Göteborg'un en büyük caddesi. İsmi Kungsportsavenyen'dir  (Kings Gate Avenue/ Krallar Kapısı Caddesi). Günümüzde sadece Aveny olarak anılıyor. Cadeye ismini veren kapı  19. yüzyılda yıkılmış. Yaklaşık bir kilometrelik cadde Rosenlunds Kanalı'ndan başlar ve  Götaplatsen Meydanında sonlanır. Avrupa Şehirleri'nin olmazsa olmazı büyük caddelerinden esinlenilmiş ve 1860 yılında yapılmış. İlk yapıldığında şehrin önde gelenleri ve sanatçılar bu caddede otururmuş. Güzel mağazaların, kafelerin ve restoranların olduğu geniş bakımlı bir caddedir. 

AYRINTI

ŞİDDETSİZLİK HEYKELİ (NON VİOLENCE)

İsveçli sanatçı Carl Fredrik Reuterswärd tarafından tasarlanan bronz heykelde magnum bir tabancanın namlusu düğümlenmiş. Sanatçı bu heykeli John Lennon'ın öldürülmesine tepki olarak tasarlamış. Birleşmiş Milletler Genel Merkezi'nin de dahil olduğu 16 ayrı noktada sergileniyor. Bir kopyası da Aveyn Caddesi üzerinde.

Götaplatsen Meydanı

Meydan 1923'te Göteborg'da düzenlenen Dünya Fuarı için hazırlanmış. Üç tarafı güzel binalarla çevrilidir. Konser salonu, Şehir Tiyatrosu ve Göteborg Sanat Müzesi. Meydanın dördüncü tarafını şehrin ana caddesi kabul edilen Aveyn oluşturur. Meydan ilk yapıldığında ortaya bir çeşme yerleştirilmiş ve 1931'de Carl Miles tarafından hazırlanan Poseidon Heykeli çeşmeye eklenerek meydan tamamlanmış.

Meydandaki konser salonunun,  ana salonu, Nils Einar Eriksson tarafından tasarlanmış ve 4 Ekim 1935'te açılmış. Akustik açıdan dünyanın en iyi konser salonlarından biri olarak anılıyor. Karl Bergsten tarafından tasarlanan Kent Tiyatrosu ise 1934 yılında açılmış. 2002 yılında tamamen yenilenmiştir.

Göteborg Sanat Müzesi (Göteborgs Konstmuseum)

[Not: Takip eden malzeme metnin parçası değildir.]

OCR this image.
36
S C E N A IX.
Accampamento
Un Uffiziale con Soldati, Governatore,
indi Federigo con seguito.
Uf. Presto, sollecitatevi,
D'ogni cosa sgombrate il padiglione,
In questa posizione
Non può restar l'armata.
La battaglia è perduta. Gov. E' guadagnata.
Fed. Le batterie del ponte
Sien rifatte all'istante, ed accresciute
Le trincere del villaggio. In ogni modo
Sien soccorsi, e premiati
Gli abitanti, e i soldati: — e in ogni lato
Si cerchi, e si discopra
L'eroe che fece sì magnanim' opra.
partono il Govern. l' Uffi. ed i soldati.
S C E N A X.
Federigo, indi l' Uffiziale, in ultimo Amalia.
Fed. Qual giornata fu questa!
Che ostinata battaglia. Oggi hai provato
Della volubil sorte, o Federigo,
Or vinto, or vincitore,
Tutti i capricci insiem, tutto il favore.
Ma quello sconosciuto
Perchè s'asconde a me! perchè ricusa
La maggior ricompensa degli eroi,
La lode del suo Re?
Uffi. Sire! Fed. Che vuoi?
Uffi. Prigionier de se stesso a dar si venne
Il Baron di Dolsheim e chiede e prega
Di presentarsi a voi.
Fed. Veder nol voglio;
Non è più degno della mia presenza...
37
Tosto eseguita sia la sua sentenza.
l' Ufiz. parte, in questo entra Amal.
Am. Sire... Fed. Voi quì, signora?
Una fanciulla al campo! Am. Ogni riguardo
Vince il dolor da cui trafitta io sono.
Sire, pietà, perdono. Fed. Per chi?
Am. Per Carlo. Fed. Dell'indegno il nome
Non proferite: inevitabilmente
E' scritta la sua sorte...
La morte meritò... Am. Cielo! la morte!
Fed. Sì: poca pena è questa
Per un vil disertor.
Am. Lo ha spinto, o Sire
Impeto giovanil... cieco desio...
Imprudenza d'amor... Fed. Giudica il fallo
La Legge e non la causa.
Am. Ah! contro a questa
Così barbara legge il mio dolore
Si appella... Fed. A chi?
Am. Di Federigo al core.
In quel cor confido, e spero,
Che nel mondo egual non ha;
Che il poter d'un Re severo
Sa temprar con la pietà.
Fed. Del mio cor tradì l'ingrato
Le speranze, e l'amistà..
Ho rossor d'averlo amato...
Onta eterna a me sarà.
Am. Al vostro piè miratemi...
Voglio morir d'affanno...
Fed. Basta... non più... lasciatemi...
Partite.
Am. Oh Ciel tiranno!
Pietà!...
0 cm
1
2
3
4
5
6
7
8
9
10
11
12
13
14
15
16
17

Meydanın en önemli parçası Göteborg Sanat Müzesi. Sigfrid Ericson tarafından tasarlanan bina 1923'te hizmete açılmış. Müze İskandinav sanatına ağırlık veren bir koleksiyona sahip. Fürstenberg Galeri müzenin en popüler galerisi. Carl Larsson , Bruno Liljefors , Edvard Munch ve Anders Zorn müzeye değer katan İskandinav sanatçılar. 15. yüzyıldan günümüze kadar yapılmış, Nordic Usulü benzersiz eserler bu müzede sergileniyor. 19.yüzyıl koleksiyonu ayrıca iddialı. Müze Avrupa sanatından örneklere de yer veriyor. Monet , Picasso ve Rembrandt eserleri de bu koleksiyonun kıymetlileri.

Haga

Dar sokakları küçük dükkanları sıcak kafeleri ve birbirine benzeyen güzel evleri olan bir semt Haga. Ama herhangi bir semt değil. Göteborg'un en eski yerleşim merkezi. Sokaklarda amaçsızca dolaşıp küçük dükkanların tadını çıkarın. Yorulunca bir kafeye oturup mis gibi kahvenizin yanında İsveç'in ünlü tarçınlı çöreklerinden (kanelbullar) yiyebilirsiniz. Yeri gelmişken, bu şehirde kahveyi bardakla çayı fincanla servis ediyorlar.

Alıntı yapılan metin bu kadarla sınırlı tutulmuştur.